The recruitment industry has been identified as a key player in attempts to rebalance the UK economy away from London and the South-East, with Scotland playing an important role.
The recent announcement by Ford of its intention to close its production plant in Bridgend, Wales next year, with the loss of 1700 jobs demonstrates the fragility of communities that are dependent on a single major employer.
It also highlights the importance of having a government strategy that ensures industries are located disparately across the country.
Left unchecked, employers would inevitably gravitate towards the UK’s southern economic and financial powerhouse.
It is there, after all, where transport links to the continent are closest, where supply chains are most conveniently serviced and, crucially, where they have access to the widest possible skills base.
It’s the job of a responsible government to put in place an economic strategy that ensures there are incentives for employers to locate in other parts of the country to generate wealth and employment.
Having a ready supply of skilled workers is essential, both a potential workforce that can be trained as well as specialist staff who will be prepared to relocate from other parts of the country or from abroad.
In the coming weeks the Association of Professional Staffing Companies (APSCo) will meet with MPs representing constituencies across the UK to discuss the role that the professional recruitment sector can play in assisting the Government.

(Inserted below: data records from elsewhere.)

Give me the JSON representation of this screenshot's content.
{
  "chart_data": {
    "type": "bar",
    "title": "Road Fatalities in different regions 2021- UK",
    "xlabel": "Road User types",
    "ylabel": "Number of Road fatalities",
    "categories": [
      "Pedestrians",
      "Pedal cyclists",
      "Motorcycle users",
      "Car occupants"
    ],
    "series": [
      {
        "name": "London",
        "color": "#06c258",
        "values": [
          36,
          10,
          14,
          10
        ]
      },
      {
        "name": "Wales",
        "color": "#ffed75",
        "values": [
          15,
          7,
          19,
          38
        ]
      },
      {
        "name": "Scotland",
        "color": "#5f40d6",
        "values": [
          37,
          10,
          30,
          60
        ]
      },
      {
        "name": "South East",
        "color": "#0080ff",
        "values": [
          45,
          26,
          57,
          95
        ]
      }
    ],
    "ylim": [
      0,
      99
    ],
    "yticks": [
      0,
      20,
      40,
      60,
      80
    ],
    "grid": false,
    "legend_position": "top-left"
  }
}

The inevitable complications caused by Brexit will require a flexible visa route that enables highly skilled professionals to work and live in the UK to deliver fixed-term services.
“The skills gap across the professional sectors is particularly acute in engineering and IT hubs across the UK,” APSCo said.
In meetings with policy makers representing Scotland, the Midlands and the North of England, the trade association will share how access to talent is central to achieving ambitions to deliver new opportunities and regeneration.
Tania Bowers, General Counsel at APSCo, said, “The Government’s current Industrial Strategy recognises the economic imbalance that exists between London and the regions outside of the capital and is committed to boosting regional economies through the provision of strong infrastructure and favourable business environments. However, the success of these programmes pivots on the availability of skills.”